As the final Panthers spring practice wrapped up Thursday, Davis broke his silence regarding his PED suspension, touching upon the influence he has as a professional athlete on others, especially kids – the fact that he had spent the day with Make-A-Wish Kid Kyleigh Dean wasn’t lost on him; Davis, accepting the responsibilities of his actions going into his final year, echoed his original comments of this being completely unintentional and not against the grain of his typical offseason routine.
“I’m open and honest with kids about it, It definitely was something that was unintentional. It wasn’t something I was doing deliberately,” he said. “Sometimes in life things happen that are totally out of your control. When you’re taking something that you’ve used for long, long periods of time you don’t expect it to be any different results.”
Davis said that he’s taken the substance that ultimately produced the positive test for estrogen blockers, a banned substance, for the past eight years.
“The way things work when you have situations like that it’s important to be able to test and review the product that you’re actually taking; with the way the NFL drug testing is set up, you really don’t find out as a player until a month or two after you’ve actually failed a test. It’s hard to go back and test that particular product that you’ve taken – I’m not saying it’s the league’s fault that I don’t know what product it was in. Ultimately, as I said in the video that I made, we’re responsible for what we put in our body as players. That’s something I have to know.”

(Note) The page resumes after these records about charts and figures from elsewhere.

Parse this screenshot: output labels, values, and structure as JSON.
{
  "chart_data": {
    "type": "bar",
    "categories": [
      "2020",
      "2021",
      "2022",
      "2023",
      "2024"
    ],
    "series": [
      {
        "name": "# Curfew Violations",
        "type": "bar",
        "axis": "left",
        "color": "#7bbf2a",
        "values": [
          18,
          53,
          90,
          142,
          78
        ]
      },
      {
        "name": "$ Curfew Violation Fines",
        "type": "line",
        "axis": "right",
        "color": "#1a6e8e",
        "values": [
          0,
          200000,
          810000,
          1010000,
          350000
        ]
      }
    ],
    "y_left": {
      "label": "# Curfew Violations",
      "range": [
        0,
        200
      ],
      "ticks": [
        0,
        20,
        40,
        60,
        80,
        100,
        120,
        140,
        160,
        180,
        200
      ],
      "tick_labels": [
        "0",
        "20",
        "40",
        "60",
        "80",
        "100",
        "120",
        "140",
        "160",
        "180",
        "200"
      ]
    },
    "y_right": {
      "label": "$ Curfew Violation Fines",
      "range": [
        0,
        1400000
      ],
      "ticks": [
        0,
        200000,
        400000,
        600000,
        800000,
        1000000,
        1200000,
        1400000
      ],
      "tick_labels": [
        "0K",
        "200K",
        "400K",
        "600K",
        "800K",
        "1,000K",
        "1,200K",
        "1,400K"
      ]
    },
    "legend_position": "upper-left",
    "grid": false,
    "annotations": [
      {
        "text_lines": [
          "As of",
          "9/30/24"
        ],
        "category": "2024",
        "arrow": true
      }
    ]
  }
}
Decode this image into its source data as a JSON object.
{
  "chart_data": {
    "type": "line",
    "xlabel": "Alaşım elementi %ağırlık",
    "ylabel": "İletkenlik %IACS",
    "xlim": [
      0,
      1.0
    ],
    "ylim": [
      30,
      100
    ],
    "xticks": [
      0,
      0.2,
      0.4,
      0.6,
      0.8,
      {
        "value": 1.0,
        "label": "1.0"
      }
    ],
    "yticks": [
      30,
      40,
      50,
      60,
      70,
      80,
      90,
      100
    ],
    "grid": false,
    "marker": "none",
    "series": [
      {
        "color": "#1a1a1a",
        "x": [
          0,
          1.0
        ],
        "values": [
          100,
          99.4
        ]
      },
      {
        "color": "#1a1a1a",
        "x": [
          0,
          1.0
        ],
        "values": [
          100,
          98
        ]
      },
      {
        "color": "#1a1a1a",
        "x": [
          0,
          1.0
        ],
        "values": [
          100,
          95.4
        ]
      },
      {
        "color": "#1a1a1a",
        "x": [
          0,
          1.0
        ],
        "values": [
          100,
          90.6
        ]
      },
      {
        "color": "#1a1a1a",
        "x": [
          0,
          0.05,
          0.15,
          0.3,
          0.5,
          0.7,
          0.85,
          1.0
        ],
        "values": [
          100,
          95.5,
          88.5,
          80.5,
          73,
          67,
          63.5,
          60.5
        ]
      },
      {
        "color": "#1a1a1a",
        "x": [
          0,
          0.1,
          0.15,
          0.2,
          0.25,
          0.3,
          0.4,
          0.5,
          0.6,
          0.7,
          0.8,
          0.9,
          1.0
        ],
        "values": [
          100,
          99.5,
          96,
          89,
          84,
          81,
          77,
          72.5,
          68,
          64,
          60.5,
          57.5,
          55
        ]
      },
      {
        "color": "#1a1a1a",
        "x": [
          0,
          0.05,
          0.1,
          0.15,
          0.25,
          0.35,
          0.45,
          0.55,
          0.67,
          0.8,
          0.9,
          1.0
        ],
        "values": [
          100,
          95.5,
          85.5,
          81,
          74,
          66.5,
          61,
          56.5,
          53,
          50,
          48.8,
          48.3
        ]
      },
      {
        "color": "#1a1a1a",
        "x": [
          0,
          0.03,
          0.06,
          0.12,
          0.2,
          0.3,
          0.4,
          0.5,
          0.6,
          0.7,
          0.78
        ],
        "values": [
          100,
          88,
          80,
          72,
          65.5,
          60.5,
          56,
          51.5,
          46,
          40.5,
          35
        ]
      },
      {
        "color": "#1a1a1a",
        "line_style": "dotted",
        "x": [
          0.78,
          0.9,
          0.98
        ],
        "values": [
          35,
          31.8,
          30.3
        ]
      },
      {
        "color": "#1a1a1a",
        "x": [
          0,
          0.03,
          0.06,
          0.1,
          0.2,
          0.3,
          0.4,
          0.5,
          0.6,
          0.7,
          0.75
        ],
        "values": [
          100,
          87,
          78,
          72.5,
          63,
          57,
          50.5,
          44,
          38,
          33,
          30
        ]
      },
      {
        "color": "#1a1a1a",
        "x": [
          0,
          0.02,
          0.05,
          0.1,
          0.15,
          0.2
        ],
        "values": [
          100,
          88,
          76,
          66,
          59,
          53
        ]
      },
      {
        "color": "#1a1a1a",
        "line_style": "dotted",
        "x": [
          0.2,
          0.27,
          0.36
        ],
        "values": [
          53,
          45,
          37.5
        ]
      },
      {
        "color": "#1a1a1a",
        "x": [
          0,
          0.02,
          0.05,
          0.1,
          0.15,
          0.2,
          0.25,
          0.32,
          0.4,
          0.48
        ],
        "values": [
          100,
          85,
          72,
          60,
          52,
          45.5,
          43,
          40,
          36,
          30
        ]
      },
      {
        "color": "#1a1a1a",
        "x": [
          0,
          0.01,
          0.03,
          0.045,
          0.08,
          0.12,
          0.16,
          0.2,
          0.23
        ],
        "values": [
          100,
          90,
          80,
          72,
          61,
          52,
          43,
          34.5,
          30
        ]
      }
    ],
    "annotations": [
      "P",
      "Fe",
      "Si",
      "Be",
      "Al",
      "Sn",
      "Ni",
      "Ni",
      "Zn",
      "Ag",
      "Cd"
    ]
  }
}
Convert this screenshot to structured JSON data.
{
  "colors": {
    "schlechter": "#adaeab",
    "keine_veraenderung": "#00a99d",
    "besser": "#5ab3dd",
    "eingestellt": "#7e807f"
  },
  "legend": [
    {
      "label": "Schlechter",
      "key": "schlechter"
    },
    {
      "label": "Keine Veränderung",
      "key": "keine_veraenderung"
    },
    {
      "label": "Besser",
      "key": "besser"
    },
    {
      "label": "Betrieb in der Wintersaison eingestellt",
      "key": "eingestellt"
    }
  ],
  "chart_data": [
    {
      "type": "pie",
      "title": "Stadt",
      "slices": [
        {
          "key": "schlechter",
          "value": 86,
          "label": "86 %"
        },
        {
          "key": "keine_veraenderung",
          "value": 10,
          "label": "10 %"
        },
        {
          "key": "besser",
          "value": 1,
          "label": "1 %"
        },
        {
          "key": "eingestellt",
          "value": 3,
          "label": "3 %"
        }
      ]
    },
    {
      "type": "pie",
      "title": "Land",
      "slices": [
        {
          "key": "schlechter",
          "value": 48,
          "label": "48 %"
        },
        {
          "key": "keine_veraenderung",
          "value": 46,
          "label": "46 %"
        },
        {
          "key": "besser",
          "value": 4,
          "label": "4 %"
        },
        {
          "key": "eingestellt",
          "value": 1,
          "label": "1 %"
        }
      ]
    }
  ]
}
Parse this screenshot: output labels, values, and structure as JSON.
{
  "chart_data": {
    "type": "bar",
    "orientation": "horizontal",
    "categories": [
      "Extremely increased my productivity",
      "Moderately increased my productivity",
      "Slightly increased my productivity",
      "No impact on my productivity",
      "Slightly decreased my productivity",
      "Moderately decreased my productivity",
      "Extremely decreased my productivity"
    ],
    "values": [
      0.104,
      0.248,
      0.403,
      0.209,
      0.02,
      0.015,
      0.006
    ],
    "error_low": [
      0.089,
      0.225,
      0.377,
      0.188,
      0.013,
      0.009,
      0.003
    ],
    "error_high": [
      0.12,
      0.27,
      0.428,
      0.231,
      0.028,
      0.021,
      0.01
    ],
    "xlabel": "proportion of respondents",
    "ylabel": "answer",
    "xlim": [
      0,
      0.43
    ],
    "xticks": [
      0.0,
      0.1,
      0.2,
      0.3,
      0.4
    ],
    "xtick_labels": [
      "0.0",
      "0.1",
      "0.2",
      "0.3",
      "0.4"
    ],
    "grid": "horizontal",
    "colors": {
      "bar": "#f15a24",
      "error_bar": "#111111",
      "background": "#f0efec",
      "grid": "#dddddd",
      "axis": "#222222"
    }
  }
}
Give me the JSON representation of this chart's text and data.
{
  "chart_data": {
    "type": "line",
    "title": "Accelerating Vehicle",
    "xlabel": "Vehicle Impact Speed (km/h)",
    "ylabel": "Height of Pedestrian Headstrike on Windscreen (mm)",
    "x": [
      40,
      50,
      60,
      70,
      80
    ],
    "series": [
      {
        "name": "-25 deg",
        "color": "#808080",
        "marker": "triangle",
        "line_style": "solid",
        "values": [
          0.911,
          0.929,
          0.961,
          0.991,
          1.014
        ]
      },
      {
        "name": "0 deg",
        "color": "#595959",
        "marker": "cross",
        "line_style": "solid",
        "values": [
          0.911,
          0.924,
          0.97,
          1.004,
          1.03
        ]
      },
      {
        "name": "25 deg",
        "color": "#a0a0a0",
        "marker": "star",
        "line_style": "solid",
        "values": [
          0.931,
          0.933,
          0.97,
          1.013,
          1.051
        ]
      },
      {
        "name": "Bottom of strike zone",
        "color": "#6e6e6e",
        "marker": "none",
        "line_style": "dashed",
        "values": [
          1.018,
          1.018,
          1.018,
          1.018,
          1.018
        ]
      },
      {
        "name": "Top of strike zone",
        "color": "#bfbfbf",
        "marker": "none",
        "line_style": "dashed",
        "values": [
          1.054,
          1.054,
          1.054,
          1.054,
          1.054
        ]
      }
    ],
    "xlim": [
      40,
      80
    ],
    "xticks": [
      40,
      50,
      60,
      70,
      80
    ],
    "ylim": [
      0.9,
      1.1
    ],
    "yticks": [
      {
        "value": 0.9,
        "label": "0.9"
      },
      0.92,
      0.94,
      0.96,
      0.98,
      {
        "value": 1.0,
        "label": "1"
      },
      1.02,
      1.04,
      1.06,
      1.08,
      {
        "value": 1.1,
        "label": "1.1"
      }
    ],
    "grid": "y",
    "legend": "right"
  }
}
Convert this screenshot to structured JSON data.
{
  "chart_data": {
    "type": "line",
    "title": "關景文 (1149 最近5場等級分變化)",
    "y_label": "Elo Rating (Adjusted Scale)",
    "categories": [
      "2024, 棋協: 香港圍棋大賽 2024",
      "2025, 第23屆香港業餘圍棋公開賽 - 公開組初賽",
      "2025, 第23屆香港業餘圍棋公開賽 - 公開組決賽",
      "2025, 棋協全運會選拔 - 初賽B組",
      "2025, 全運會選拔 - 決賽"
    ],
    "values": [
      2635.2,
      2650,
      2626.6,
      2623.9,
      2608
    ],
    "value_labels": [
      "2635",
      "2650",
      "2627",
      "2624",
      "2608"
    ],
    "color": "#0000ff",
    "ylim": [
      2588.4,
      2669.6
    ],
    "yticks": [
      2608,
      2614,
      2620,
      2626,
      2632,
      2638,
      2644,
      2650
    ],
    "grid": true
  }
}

The 2014 Walter Payton Man of The Year, who has had three ACL surgeries throughout his career, can practice with the team throughout training camp but must be away from team facilities not only during the first four weeks of the season but also the bye week, said that he will “probably practice harder” than the players at the facility during his suspension, but he hinted that the shortened 2018 season may not be his last.
Davis has shown little to no decline on the field making the Pro Bowl for the last three seasons and still playing at a high, consistent level, which isn’t surprising with recent newcomers like Shaq Thompson and David Mayo making sure he doesn’t get too comfortable with his starting spot – although he stated unequivocably that next year would be his last, is he continuing to walk that statement back after hinting that it might not be the case?
“It’s important for me to come out each and every day and show that I’m still capable of playing,” Davis said. “I think when you look at the body of work over the OTA and minicamp process and period, I have proven without a doubt that I can still come out and play the game. I’m still out here running around, moving just as fast as any of our young guys. That is somewhat how I judge myself. When we bring new guys in, see how I stack up against them.”
He was then asked again if he was open to playing after the 2018 season, and he wasn’t shy about answering.
“I’m very open, you haven’t been listening. I’m very open to the possibility of playing.”